El silencio...

El silencio...
...debe romperse

domingo, 30 de noviembre de 2008

EASTERN PROMISES (2007)

Promesas Orientales: Ayúdate que yo te ayudaré.
Director: David Cronenberg
Guión: Steven Knight
Protagonistas: Naomi Watts, Viggo Mortensen, Vincent Cassel
País: Reino Unido, Canadá, Estados Unidos.
Duración: 100 minutos.
Aunque “Eastern Promises” equivale a “Promesas Orientales”, se tradujo aquí como “Promesas Peligrosas” y esto suena redundante porque toda promesa encierra el peligro de que no se cumpla, incluso cuando el que promete tiene toda la intención de ser fiel a su palabra. Es una película que nos cuenta cómo en un mundo hostil, aún es posible que un ser humano se conmueva por la suerte de otro, sin que medien lazos afectivos o familiares. Comienza con Tatiana, una adolescente rusa embarazada que llega a un hospital en un estado tan lamentable que sólo es posible salvar a su bebé. Desde el principio vemos las dos caras de la moneda, la crueldad humana que acabó con la vida de Tatiana y la solidaridad de Anna, la doctora que la atiende y se obsesiona por entender lo que ocurrió, por honrar de alguna manera su memoria. La única pista con la que cuenta es un diario escrito en ruso, que funciona como el hilo conductor de la primera parte de la historia.

Las imágenes tienen una textura particular; en medio de un silencio matizado por suaves melodías aparecen los elementos de la historia y, como un personaje más, las tradiciones rusas; con ellos la sensación de que Anna se está involucrando con un enemigo mucho más grande de lo que puede imaginar y enfrentar. Anna es un poco como Clarice Starling (de “El silencio de los corderos”) o como Alicia (de “La Historia Oficial”), mujeres comprometidas con el destino de alguien más, buscando salvarse a sí mismas. ¿Cómo se establece ese compromiso? ¿Hasta donde se está dispuesto a llegar? “Eastern Promises” reflexiona sobre la condición humana y se interroga qué tan cierto es eso de que el hombre nace bueno y la sociedad lo corrompe. Quizás la bondad y la maldad no sean más que el producto de un acto reflejo o de un mecanismo de defensa. Son las circunstancias las que condicionan los actos, que son consecuencia de lo que aprendemos, de lo que queremos, de las tradiciones con las que fuimos educados o la brutalidad de la que hemos sido víctimas.

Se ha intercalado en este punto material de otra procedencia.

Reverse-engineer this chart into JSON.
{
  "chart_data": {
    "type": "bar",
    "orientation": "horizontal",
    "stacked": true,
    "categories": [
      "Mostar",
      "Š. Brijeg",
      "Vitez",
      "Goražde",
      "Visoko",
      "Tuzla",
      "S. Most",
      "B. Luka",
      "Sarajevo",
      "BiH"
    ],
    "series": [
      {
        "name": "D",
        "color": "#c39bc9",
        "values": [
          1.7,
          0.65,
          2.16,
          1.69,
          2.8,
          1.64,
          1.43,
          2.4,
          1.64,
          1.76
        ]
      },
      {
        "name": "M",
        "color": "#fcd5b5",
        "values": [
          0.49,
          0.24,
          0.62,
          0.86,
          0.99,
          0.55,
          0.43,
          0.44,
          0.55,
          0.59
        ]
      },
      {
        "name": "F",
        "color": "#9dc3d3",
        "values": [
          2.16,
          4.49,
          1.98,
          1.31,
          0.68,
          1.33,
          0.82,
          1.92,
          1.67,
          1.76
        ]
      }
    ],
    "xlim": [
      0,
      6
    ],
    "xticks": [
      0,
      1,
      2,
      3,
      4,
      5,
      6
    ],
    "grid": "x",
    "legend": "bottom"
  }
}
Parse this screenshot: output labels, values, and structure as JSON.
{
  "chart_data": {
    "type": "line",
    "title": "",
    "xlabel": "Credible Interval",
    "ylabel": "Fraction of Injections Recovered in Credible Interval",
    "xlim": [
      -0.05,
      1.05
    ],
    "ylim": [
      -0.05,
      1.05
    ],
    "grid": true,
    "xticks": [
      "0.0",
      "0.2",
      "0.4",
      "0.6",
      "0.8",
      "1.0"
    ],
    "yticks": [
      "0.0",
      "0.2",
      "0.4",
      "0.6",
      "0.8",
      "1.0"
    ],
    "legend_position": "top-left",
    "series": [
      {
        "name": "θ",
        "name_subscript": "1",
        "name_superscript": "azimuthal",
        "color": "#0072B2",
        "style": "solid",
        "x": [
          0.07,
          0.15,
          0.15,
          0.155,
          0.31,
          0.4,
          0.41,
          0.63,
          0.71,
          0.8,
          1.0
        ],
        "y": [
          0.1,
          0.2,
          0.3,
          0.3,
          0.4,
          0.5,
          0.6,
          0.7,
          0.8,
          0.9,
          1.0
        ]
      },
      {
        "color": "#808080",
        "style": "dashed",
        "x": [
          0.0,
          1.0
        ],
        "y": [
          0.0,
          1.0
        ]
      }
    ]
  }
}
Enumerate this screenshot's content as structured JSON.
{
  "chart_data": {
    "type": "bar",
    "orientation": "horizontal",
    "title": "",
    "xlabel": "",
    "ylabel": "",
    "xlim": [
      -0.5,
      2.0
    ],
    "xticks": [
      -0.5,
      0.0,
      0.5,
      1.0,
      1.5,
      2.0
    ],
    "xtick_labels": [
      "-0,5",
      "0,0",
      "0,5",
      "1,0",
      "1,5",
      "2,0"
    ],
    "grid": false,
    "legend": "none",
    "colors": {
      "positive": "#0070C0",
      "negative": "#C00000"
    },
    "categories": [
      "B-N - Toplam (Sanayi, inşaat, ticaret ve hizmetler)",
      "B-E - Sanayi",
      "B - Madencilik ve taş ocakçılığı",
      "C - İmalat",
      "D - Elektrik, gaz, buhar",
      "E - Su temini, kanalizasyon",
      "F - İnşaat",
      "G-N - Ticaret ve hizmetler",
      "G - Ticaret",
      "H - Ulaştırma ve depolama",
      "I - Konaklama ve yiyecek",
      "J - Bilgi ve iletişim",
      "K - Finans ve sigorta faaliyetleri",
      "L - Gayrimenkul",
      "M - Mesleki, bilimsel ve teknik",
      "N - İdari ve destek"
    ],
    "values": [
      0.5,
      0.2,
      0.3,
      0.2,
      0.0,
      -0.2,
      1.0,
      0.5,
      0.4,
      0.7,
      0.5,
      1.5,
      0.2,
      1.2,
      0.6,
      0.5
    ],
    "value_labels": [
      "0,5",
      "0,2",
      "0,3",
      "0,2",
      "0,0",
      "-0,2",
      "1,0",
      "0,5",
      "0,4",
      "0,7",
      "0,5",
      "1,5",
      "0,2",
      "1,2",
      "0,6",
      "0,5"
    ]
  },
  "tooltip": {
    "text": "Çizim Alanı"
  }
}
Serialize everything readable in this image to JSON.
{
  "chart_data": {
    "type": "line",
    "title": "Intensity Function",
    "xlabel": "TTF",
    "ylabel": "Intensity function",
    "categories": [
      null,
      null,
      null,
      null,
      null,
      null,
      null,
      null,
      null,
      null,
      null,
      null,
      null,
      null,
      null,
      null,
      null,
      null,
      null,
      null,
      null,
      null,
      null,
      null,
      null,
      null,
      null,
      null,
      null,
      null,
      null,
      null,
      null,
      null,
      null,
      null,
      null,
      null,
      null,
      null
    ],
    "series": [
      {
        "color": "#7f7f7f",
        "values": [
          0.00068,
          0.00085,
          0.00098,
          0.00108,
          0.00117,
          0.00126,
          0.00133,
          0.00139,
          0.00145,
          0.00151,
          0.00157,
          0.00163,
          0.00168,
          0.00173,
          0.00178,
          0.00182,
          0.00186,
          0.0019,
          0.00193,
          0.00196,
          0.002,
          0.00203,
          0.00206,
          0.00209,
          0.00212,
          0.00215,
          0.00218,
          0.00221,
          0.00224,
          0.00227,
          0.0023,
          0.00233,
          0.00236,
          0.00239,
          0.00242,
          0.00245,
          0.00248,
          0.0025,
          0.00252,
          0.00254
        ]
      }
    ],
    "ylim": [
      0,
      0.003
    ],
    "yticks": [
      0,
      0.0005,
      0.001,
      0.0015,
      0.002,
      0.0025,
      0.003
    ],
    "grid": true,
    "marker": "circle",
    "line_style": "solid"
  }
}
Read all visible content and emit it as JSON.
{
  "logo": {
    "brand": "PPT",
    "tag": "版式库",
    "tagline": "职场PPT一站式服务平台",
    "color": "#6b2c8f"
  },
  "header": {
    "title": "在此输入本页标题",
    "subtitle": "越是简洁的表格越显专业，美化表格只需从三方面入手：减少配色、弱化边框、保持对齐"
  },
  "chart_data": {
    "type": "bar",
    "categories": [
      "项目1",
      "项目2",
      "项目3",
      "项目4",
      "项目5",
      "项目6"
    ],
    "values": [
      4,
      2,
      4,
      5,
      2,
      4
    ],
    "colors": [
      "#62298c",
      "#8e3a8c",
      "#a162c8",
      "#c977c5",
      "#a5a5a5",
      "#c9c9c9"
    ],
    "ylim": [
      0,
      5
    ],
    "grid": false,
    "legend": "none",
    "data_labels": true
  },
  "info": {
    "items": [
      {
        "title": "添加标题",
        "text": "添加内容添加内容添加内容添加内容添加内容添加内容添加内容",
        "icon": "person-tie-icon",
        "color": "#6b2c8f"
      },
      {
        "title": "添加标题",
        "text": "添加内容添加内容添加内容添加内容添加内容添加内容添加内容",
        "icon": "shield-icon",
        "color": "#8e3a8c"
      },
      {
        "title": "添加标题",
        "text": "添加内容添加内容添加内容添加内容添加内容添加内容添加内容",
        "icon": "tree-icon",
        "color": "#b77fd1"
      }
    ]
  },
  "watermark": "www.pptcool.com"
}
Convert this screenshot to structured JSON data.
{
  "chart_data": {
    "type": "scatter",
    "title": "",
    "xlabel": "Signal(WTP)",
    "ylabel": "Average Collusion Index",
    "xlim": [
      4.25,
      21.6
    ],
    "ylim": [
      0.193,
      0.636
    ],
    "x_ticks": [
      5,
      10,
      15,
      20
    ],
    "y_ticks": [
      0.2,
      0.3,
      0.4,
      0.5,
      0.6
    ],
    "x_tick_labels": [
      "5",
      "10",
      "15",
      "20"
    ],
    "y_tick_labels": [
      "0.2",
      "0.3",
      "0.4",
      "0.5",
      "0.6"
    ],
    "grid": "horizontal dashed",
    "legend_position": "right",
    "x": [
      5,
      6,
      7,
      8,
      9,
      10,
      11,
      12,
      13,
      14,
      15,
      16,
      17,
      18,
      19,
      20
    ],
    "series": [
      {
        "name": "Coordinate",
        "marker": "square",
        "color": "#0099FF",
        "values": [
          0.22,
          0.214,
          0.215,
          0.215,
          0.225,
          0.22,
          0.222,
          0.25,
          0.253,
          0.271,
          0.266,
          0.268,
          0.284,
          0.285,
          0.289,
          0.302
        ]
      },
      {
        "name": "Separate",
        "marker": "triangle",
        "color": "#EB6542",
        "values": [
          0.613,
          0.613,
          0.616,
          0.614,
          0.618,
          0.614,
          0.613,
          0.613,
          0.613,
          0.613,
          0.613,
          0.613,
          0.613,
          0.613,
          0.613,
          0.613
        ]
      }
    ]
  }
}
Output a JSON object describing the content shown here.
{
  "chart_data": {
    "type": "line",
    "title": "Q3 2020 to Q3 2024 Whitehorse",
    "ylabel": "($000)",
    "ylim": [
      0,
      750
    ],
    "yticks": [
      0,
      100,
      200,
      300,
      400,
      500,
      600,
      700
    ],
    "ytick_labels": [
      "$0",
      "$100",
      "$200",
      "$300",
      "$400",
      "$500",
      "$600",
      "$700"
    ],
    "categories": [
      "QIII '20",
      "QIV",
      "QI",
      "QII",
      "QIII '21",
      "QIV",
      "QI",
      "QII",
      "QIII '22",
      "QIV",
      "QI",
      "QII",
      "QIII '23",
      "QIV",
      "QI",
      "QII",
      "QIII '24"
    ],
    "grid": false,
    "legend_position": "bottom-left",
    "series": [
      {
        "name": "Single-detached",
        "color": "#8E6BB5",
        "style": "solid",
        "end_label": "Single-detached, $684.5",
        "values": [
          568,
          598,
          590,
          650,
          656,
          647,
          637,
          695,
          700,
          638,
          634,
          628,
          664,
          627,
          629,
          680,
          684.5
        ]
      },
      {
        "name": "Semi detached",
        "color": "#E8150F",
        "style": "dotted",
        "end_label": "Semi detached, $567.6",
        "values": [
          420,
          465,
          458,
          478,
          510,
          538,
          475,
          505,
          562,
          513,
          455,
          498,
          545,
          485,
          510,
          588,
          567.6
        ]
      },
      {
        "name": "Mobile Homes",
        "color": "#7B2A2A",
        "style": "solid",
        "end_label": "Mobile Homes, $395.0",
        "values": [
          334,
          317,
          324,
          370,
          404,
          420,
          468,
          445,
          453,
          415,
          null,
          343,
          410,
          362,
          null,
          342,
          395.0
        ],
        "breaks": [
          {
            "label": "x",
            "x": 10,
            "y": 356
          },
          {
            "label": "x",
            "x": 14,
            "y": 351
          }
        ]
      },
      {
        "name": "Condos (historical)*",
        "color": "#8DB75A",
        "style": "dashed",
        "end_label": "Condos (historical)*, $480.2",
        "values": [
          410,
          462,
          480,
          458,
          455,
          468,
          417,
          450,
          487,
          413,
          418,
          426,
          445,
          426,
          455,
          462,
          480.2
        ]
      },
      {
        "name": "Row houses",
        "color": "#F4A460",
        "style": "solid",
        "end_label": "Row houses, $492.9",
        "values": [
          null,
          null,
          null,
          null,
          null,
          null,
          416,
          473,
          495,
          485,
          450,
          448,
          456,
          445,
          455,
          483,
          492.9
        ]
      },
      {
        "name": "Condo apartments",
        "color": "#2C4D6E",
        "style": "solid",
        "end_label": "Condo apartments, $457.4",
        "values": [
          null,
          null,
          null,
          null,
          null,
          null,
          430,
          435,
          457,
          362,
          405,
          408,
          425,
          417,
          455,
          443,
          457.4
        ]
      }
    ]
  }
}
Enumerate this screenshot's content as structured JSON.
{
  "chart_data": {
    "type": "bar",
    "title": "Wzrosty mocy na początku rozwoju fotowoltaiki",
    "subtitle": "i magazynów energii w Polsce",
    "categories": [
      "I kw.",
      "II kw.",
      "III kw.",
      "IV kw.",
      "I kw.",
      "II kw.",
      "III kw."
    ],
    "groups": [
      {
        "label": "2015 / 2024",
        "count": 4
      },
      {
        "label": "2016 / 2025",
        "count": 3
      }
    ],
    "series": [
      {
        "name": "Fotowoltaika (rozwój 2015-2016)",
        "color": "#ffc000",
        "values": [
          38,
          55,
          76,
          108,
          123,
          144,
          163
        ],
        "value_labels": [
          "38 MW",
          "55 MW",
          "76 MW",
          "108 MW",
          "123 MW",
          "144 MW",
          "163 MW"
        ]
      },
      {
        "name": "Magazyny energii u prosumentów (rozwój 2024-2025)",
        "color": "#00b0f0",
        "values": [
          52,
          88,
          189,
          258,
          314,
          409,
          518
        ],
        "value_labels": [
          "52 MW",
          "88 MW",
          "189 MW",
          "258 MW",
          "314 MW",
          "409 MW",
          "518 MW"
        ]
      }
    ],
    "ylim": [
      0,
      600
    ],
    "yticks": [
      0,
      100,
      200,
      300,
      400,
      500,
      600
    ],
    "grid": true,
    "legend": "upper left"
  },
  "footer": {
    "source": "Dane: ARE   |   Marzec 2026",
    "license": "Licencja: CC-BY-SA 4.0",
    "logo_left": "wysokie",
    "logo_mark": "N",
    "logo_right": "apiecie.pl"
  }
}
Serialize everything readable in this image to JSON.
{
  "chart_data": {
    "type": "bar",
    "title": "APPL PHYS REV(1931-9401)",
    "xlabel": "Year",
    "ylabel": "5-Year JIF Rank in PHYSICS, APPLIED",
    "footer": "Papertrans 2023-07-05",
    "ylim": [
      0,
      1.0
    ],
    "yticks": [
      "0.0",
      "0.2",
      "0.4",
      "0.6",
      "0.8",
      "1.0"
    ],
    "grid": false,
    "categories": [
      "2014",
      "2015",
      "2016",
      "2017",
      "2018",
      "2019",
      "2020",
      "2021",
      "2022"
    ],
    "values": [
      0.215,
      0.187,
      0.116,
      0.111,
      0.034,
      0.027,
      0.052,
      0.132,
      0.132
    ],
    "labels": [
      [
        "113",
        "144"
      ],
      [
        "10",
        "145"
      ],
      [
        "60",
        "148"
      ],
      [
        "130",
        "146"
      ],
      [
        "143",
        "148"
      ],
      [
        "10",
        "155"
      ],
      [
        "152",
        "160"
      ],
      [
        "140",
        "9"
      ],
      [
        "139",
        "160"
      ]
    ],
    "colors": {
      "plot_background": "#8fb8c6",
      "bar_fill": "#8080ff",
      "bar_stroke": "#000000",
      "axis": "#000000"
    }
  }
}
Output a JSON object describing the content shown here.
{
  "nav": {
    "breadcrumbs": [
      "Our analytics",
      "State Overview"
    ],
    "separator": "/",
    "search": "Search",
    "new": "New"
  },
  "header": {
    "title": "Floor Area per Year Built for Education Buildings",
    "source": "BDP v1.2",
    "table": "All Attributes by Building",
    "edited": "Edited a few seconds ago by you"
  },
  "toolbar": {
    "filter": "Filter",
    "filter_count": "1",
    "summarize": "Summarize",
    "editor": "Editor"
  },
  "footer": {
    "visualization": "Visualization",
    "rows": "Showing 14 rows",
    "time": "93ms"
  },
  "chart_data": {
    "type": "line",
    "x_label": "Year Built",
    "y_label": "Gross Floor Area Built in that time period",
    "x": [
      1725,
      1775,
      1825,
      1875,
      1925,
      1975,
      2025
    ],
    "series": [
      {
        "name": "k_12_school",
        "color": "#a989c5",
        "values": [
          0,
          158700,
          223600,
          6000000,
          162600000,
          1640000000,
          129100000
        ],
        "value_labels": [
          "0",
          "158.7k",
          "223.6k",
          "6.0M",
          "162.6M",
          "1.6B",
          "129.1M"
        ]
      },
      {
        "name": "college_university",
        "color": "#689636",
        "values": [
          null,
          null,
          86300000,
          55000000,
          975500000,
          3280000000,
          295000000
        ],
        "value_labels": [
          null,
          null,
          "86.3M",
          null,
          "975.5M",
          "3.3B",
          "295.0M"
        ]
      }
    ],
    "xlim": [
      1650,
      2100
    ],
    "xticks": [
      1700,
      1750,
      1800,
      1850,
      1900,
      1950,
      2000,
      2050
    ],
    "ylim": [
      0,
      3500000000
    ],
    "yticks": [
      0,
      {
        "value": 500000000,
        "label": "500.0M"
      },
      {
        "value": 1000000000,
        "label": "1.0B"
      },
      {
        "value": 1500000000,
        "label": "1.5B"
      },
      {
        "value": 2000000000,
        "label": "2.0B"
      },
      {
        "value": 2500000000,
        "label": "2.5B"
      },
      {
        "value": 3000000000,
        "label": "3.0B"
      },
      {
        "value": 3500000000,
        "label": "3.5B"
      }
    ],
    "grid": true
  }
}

Anna puede ser débil, pero no pierde el carácter. Los protagonistas de esta historia saben que encontrar lo que uno quiere puede requerir grandes sacrificios. Nikolai, por ejemplo, está dispuesto a meterse en las venas de su enemigo, ganarse su confianza y hacerse parte de él: convertirse en eso que quiere combatir. No se trata de una simple exhibición de coraje. No es sólo vanidad: hay allí una razón más profunda que pone en juego la propia vida y la esperanza de que alguien más pueda beneficiarse. Al fin y al cabo si hay tantas víctimas anónimas de la maldad ajena ¿no podría haber también “beneficiarios anónimos” de la bondad de alguien más? Como en la caja de Pandora, en el fondo permanece la esperanza. Hay un amor por la vida que de alguna manera guía a los protagonistas. Si bien se enfrentan a enemigos poderosos, tienen también poderosos aliados, nos comunican un profundo respeto por la vida y una sincera intención de construir un lugar en el mundo y así, hacer del mundo un lugar habitable.

La historia de Tatiana nos abre los ojos sobre el fenómeno del desplazamiento en el primer mundo. Observamos que en todas partes hay campesinos inconformes que sueñan con un futuro mejor o con la oportunidad de tener una vida tranquila. Ellos emigran a las grandes urbes para descubrir, en la mayoría de los casos, que los sueños son eso: sueños. Puesto que el pez grande se come al chico, siempre habrá personas dispuestas a aprovecharse de la debilidad de las personas que sólo tienen ilusiones para enfrentarse al mundo.

De manera pausada y lineal, David Cronenberg nos presenta una historia sobre las cosas que dejan huellas imborrables en nuestra historia personal. ¿Otra vez? Quizá, pero el cine puede contar una y otra vez la misma historia de modo que el espectador sea quien la complete con su visión personal del asunto. En esta película aparece la inútil brutalidad de la violencia física, pero también el sentido de la solidaridad. La posibilidad de que un sacrificio salve realmente una vida.

viernes, 17 de octubre de 2008

THE AGE OF THE INNOCENCE (1993)

La Edad de la Inocencia: luchar contra la corriente.
Director: Martin Scorsese
Guión: Jay Cocks basado en la novela de Edith Wharton.
Protagonistas: Daniel Day-Lewis, Michelle Pfeiffer, Winona Ryder
País: Estados Unidos.
Duración: 139 min.

Dicen que en la guerra como en el amor todo se vale: no hay reglas ni obstáculos. Pero el amor es, se quiera o no, un acto social y como tal se vuelve una guerra contra la sociedad. La sociedad se encarga entonces de las reglas y los obstáculos. La sociedad no entiende de sentimientos, se convierte en el acusador, señala con el dedo sin el más mínimo interés por las personas involucradas. ¿Con qué derecho se acusa y se habla de las acciones y sentimientos de los demás? Dice Quevedo: “¡Qué bien damos consejos y razones lejos de los peligros y ocasiones!” y es verdad, cuando no se trata de nuestra piel sabemos la teoría completamente. La sociedad hecha para protegernos y albergarnos, fabrica una cantidad de reglas que no siempre sirven para hacernos mejores, que a veces ni siquiera nos permiten ser plenamente lo que somos. La ciega obediencia y el paso del tiempo nos convierten en personas feas y frustradas: tratando de buscar un espacio donde encajar olvidamos construirnos un espacio propio y descubrimos un día que estamos totalmente fuera de contexto.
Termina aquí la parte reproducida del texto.